Anggotanyapun mempunyai beragam profesi. Siapapun bisa masuk dengan persyaratan khusus yaitu di dalam dirinya harus mempunyai jiwa seni, peduli dengan budaya Jawa dan mempunyai pengetahuan dibidang seni budaya. Masih mau menggunakan pakaian adat dan mempunyai visi misi yang sama, yaitu nguri-uri budaya Jawa. Selain itu attitude yang baik juga menjadi poin penting dalam keanggotaan kelompok seni ini.
“Mudah-mudahan ini menjadi suatu heritage untuk warga desa dan untuk masyarakat Kabupaten Temanggung,” imbuhnya.
Nama Kadipaten Bhumi Phala dipilih karena salah satu tujuannya bukan hanya diseni dan budaya, akan tetapi juga untuk mengeksplor tanaman-tanaman yang sudah hampir jarang ditemui di Kabupaten Temanggung ini.
“Bhumi Phala itu bumi polo. Ada polo gumantung dan ada polo kependhem. Itu harus kita eksplor. Beberapa kita pajang di sini, ada jagung ada ketela pohon, ada blewah, ada koro, macem-macem,” tambahnya.

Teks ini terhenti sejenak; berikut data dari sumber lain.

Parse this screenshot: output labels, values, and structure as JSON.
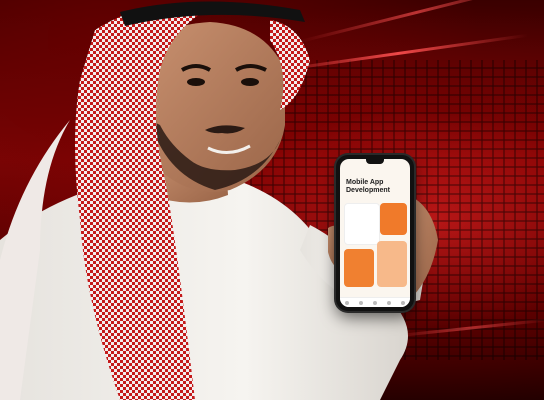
{
  "phone": {
    "title": "Mobile App Development",
    "tabs": [
      "home-icon",
      "search-icon",
      "apps-icon",
      "profile-icon",
      "menu-icon"
    ]
  },
  "colors": {
    "background_red": "#b30000",
    "accent_orange": "#f07a2a",
    "ghutra_red": "#c81a1a",
    "thobe_white": "#f4f2ee"
  }
}
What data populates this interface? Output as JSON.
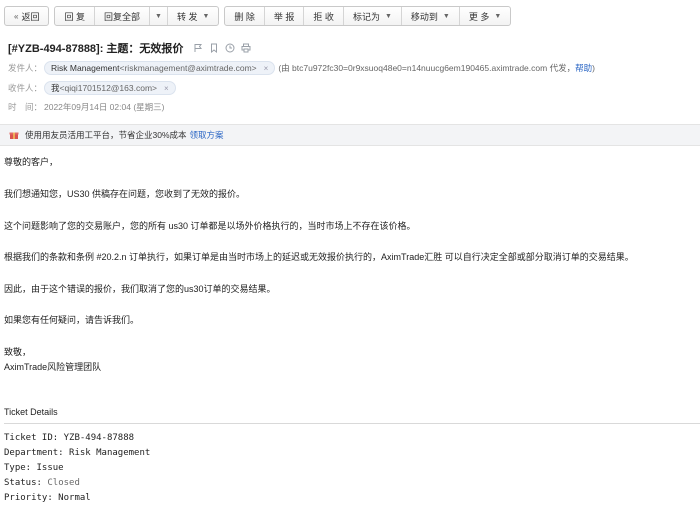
{
  "toolbar": {
    "back": "返回",
    "reply": "回 复",
    "reply_all": "回复全部",
    "forward": "转 发",
    "delete": "删 除",
    "report": "举 报",
    "reject": "拒 收",
    "mark_as": "标记为",
    "move_to": "移动到",
    "more": "更 多"
  },
  "header": {
    "subject": "[#YZB-494-87888]: 主题：无效报价",
    "from_label": "发件人：",
    "from_name": "Risk Management",
    "from_addr": "<riskmanagement@aximtrade.com>",
    "via_text": "(由 btc7u972fc30=0r9xsuoq48e0=n14nuucg6em190465.aximtrade.com 代发，",
    "help": "帮助",
    "via_close": ")",
    "to_label": "收件人：",
    "to_name": "我",
    "to_addr": "<qiqi1701512@163.com>",
    "time_label": "时　间：",
    "time_value": "2022年09月14日 02:04 (星期三)"
  },
  "notice": {
    "text": "使用用友员活用工平台，节省企业30%成本",
    "link": "领取方案"
  },
  "body": {
    "p1": "尊敬的客户，",
    "p2": "我们想通知您，US30 供稿存在问题，您收到了无效的报价。",
    "p3": "这个问题影响了您的交易账户，您的所有 us30 订单都是以场外价格执行的，当时市场上不存在该价格。",
    "p4": "根据我们的条款和条例 #20.2.n 订单执行，如果订单是由当时市场上的延迟或无效报价执行的，AximTrade汇胜 可以自行决定全部或部分取消订单的交易结果。",
    "p5": "因此，由于这个错误的报价，我们取消了您的us30订单的交易结果。",
    "p6": "如果您有任何疑问，请告诉我们。",
    "p7": "致敬，",
    "p8": "AximTrade风险管理团队"
  },
  "ticket": {
    "title": "Ticket Details",
    "id_line": "Ticket ID: YZB-494-87888",
    "dept_line": "Department: Risk Management",
    "type_line": "Type: Issue",
    "status_label": "Status: ",
    "status_value": "Closed",
    "priority_line": "Priority: Normal"
  },
  "colors": {
    "link": "#2c67c5",
    "chip_bg": "#eef2f8",
    "notice_bg": "#f3f4f6"
  }
}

Adi berharap mereka generasi muda sekarang ini tidak kehilangan jati diri orang Jawa dengan istilah “Wong Jowo Sing Jawani Ora Ilang Jawane”. Karena dinilai pada era sekarang ini generasi muda lebih tertarik ke teknologi yang canggih dibandingkan dengan kebudayaan Jawa yang dianggapnya kuno. (MC TMG/Cahya;Sisca;Ekape).